TL;DR: Data valuation for selection under limited budget for treatment effect estimation
Abstract: Although numerous complex algorithms for treatment effect estimation have been developed in recent years, their effectiveness remains limited when handling insufficiently labeled training sets due to the high cost of labeling the post-treatment effect, e.g., the expensive tumor imaging or biopsy procedures needed to evaluate treatment effects. Therefore, it becomes essential to actively incorporate more high-quality labeled data, all while adhering to a constrained labeling budget. To enable data-efficient treatment effect estimation, we formalize the problem through rigorous theoretical analysis within the active learning context, where the derived key measures -- factual and counterfactual covering radii determine the risk upper bound. To reduce the bound, we propose a greedy radius reduction algorithm, which excels under an idealized, balanced data distribution. To generalize to more realistic data distributions, we further propose FCCM, which transforms the optimization objective into the Factual and Counterfactual Coverage Maximization to ensure effective radius reduction during data acquisition. Furthermore, benchmarking FCCM against other baselines demonstrates its superiority across both fully synthetic and semi-synthetic datasets. Code: https://github.com/uqhwen2/FCCM.

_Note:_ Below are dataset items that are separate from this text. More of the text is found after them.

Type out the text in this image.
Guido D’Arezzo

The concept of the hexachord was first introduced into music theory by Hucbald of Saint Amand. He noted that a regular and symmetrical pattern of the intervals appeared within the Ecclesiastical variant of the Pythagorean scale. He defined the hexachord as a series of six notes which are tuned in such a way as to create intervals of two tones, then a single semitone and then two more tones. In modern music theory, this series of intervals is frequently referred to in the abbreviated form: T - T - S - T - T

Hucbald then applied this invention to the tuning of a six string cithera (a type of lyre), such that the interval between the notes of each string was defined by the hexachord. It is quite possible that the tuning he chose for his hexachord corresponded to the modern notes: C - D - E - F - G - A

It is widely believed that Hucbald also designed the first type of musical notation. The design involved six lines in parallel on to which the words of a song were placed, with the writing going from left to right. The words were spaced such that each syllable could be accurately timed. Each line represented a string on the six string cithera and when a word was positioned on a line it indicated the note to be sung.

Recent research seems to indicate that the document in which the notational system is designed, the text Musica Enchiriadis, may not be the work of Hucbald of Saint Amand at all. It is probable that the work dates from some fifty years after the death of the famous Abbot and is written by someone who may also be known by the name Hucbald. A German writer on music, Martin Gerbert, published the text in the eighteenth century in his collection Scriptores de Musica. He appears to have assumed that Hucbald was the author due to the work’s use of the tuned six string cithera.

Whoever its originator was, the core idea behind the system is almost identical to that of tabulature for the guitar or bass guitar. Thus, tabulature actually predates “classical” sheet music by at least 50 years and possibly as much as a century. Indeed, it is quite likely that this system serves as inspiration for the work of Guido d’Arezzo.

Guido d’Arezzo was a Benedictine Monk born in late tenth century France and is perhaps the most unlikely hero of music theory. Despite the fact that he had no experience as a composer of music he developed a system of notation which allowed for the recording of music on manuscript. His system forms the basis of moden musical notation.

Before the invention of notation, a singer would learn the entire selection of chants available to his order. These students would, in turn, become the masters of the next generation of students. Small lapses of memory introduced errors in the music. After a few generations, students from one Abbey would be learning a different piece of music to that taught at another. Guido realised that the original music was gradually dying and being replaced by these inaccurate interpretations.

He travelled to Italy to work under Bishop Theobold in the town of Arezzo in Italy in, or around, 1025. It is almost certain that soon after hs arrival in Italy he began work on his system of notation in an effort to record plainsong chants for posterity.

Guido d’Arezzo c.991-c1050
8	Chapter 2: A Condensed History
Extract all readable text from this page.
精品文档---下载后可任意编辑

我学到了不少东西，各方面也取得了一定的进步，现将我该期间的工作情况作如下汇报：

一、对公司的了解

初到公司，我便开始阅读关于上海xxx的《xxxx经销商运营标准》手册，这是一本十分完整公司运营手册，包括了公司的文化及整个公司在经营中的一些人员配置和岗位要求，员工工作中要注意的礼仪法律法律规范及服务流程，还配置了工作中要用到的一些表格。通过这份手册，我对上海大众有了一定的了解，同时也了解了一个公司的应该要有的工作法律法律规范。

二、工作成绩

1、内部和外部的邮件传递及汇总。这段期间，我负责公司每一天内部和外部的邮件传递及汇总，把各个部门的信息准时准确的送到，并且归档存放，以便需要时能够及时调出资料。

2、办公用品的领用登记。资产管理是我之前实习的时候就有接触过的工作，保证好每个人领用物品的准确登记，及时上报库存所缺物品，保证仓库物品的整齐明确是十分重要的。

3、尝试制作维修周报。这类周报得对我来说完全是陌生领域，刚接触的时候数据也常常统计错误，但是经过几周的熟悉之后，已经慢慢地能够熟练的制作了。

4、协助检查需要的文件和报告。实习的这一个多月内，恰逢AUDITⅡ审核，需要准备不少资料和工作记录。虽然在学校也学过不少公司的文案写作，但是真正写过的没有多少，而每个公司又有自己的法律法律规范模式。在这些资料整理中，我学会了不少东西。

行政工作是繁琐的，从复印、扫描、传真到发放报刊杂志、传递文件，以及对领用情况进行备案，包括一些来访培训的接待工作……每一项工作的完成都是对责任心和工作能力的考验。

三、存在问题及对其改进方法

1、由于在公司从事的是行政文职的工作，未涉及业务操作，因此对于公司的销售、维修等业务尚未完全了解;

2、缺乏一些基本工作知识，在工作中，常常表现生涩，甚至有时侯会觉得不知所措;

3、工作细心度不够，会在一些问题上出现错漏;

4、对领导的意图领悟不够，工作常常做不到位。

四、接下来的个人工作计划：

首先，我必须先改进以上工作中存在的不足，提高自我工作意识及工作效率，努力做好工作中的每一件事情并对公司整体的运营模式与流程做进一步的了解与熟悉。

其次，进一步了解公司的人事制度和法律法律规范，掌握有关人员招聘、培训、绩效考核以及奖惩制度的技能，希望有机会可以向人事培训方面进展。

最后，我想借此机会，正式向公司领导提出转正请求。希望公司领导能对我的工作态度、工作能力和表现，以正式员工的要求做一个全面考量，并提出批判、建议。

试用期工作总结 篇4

Lay Summary: Existing literature bears the assumption of enough training data for the treatment effect estimation, which could be breached under the low-data regime. Thus, we are inspired to extend the dataset while adhering to a constrained budget to cater for numerous downstream complex algorithms for effect estimation.
To use the limited budget most efficiently for extending the training dataset, we build a theoretical framework and identify the most related quantities to value each of the potential data point to be acquired. Then, given the vast unlabeled pool set, we rank the unlabeled data by their value based on our theory and acquire them in the order from the most-valued to the least-valued within the monetary budget.
Our work entails many potential societal benefits, including enhanced accuracy in treatment estimation for new drugs and improved robustness in causal inference models under data sparsity.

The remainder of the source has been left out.